By Manda Aufochs Gillespie
I first started taking my children to Guatemala when they were just one and five. It was an idea born on Cortes where two of my friends announced they were going to spend three or four months with their adopted son, so he'd have a chance to get better acquainted with this part of his heritage. Two of the first friends I met after moving to Canada had themselves just moved there to start a Children's Village and I was excited to visit them. So, suddenly, I was moving to Guatemala for fourth months without my husband and without knowing enough Spanish to do more than order “Uno taco por favor.”

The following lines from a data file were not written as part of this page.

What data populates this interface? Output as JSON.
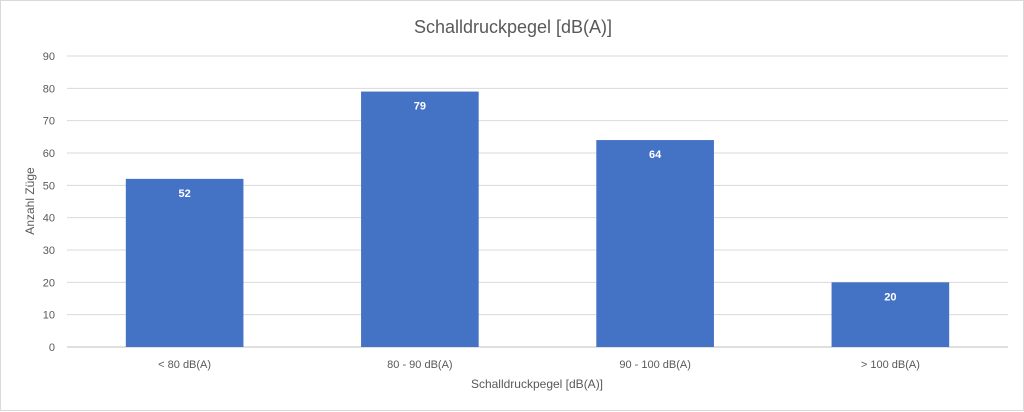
{
  "chart_data": {
    "type": "bar",
    "title": "Schalldruckpegel  [dB(A)]",
    "xlabel": "Schalldruckpegel [dB(A)]",
    "ylabel": "Anzahl Züge",
    "categories": [
      "< 80 dB(A)",
      "80 - 90 dB(A)",
      "90 - 100 dB(A)",
      "> 100 dB(A)"
    ],
    "values": [
      52,
      79,
      64,
      20
    ],
    "ylim": [
      0,
      90
    ],
    "yticks": [
      "0",
      "10",
      "20",
      "30",
      "40",
      "50",
      "60",
      "70",
      "80",
      "90"
    ],
    "grid": true,
    "legend": "none",
    "bar_color": "#4472c4"
  }
}
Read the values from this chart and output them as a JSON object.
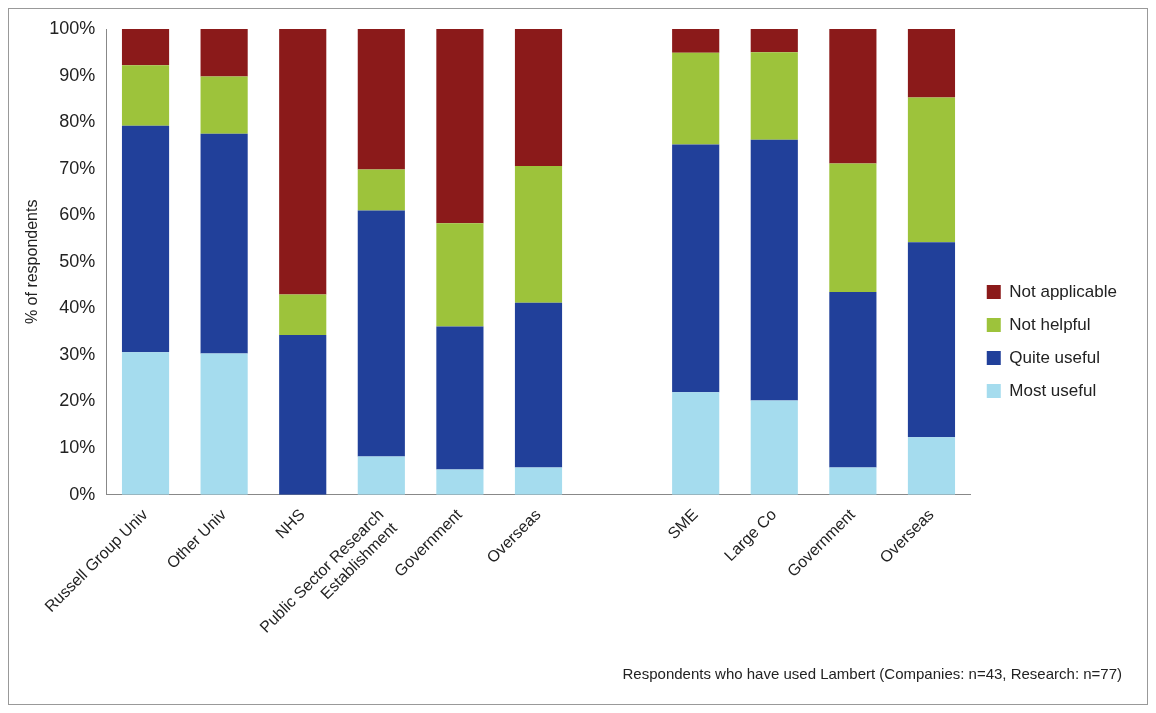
{
  "chart_data": {
    "type": "bar",
    "stacked": true,
    "ylabel": "% of respondents",
    "categories": [
      "Russell Group Univ",
      "Other Univ",
      "NHS",
      "Public Sector Research Establishment",
      "Government",
      "Overseas",
      null,
      "SME",
      "Large Co",
      "Government",
      "Overseas"
    ],
    "series": [
      {
        "name": "Most useful",
        "color": "#a5dcee",
        "values": [
          30.6,
          30.3,
          0,
          8.2,
          5.4,
          5.8,
          null,
          22,
          20.2,
          5.8,
          12.3
        ]
      },
      {
        "name": "Quite useful",
        "color": "#21409a",
        "values": [
          48.6,
          47.2,
          34.3,
          52.8,
          30.7,
          35.4,
          null,
          53.2,
          56,
          37.7,
          41.9
        ]
      },
      {
        "name": "Not helpful",
        "color": "#9dc33b",
        "values": [
          13,
          12.3,
          8.7,
          8.8,
          22.2,
          29.4,
          null,
          19.7,
          18.8,
          27.6,
          31.1
        ]
      },
      {
        "name": "Not applicable",
        "color": "#8b1a1a",
        "values": [
          7.8,
          10.2,
          57,
          30.2,
          41.7,
          29.4,
          null,
          5.1,
          5,
          28.9,
          14.7
        ]
      }
    ],
    "ylim": [
      0,
      100
    ],
    "yticks": [
      {
        "value": 0,
        "label": "0%"
      },
      {
        "value": 10,
        "label": "10%"
      },
      {
        "value": 20,
        "label": "20%"
      },
      {
        "value": 30,
        "label": "30%"
      },
      {
        "value": 40,
        "label": "40%"
      },
      {
        "value": 50,
        "label": "50%"
      },
      {
        "value": 60,
        "label": "60%"
      },
      {
        "value": 70,
        "label": "70%"
      },
      {
        "value": 80,
        "label": "80%"
      },
      {
        "value": 90,
        "label": "90%"
      },
      {
        "value": 100,
        "label": "100%"
      }
    ],
    "grid": false,
    "legend": "right",
    "annotations": [
      "Respondents who have used Lambert (Companies: n=43, Research: n=77)"
    ]
  }
}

Heather Knox and Greg Kemp
By the time we arrived at our friends Children Village, less than a year after they had uprooted themselves from their basement apartment in Vancouver where she'd worked for the Folk Festival and he had worked construction, the Children's Village already had two homes, organic gardens, and a wood fired pizza oven. The project innovated a type of earth-bag construction nearly earthquake proof, something extremely important in Guatemala where small earthquakes routinely causes the cinder block houses to shake apartment onto inhabitants. They also had begun using other innovative techniques: plastic bottle walls (a cheap building material that also helps deal with the overwhelming plastic garbage problem), solar panels, rain catchment, permaculture techniques, food trees, micro enterprise development, and provided therapy, health and dental support, food, skill training, and education for the children and mothers they helped over the years. It was nearly unbelievable how much they had accomplish in such a short time. But that's the thing about Heather and Greg , they were used to working hard and they believe in the power of “leveraging their Canadian privilege.”
Somos Children's Village
Over the years they've continued to build and expand the project and have helped dozens of women and their children get back on their feet through providing housing, training, therapy, food, and education. They've invested in the local school and community and through their location have created the only public lending library, investing in computers, farm-to-table growing and cooking programs, the only playground, work opportunities, and more. These programs have been supported by the13 buildings they built — all run off solar, which they also built — and an organic farm — which they also built from the soil up — and has hosted 500 volunteers. When COVID hit they were providing food and educational support or primary education to 55 kids daily and had long term volunteers there from five countries and a volunteer group of a singer song writer and her fans on their way.
How Privileged We Are
It's easy to forget just how privileged we are in North America. Even those who aren't born wealthy or don't live in the upper middle class, have so very much privilege. Visiting Guatemala helped me to feel that for myself and for my children to begin to understand it. After our first stay there, we came home to a new rental apartment. My children ran from tap to tap exclaiming: “we can drink it?” Clean water on demand: what a miracle and how easy we forget its value when we live in North America and can take it for granted.
Guatemala
Guatemala is the second poorest country in the Western Hemisphere and one where 15 million people, 7 million are undernourished and many are malnourished. In 2011, the average person only had 4.1 years of schooling, 25.5% of the population are illiterate, with illiteracy rates up to more than 60% in the indigenous population, which constitutes 51% of the entire population. It's a stark country with all that poverty and deprivation set amidst the kind of beauty that those in BC are quite familiar with their 37 volcanoes, three still active; gorgeous — and extremely deep — lakes; ocean front; jungle; Mayan ruins; and historic cities like Antiqua.
Visiting Guatemala
In the years that I was visiting Guatemala, I made a few close friends including a woman that lived with me for many months over the years. Veronica nor anyone in her family ever had a bank account, most of her seven siblings still lived in the family house, even the ones with kids, and she shared a bedroom (with only two beds) with her mother and two, sometimes three, sisters. And they were doing well relative to most. The stories from Project Somos of the women and children that they helped over the years are brutal: a woman and her children living in a dog kennel, eight year old children working in button factories, young girls never allowed to go to school at all. Most have never seen a book, none had ever seen kale, and certainly they never knew the experience of toys and a playground and the love and kindness of a preschool teacher. Yet,
With the advent of COVID-19, I've been worried about my friends in Guatemala and all those that rely on Project Somos. Guatemala has been on complete lock-down and in a country where so many people already live in poverty and malnourished, they are now facing a famine that will almost certainly kill far more than the disease itself.
Project Somos has managed to support over 500 families during the pandemic. They've managed to survive these desperate times, in part, because they have always relied on Canadians and Americans like them: people who've understood that though they may not have a lot, that small donations to projects like Project Somos (projects with virtually no overhead) can go a long way. With all of their usual fundraising efforts, all their travel, and all their voluntourism projects canceled, there is still a lot of need. And every day more people come to them as the last hope between them and starvation.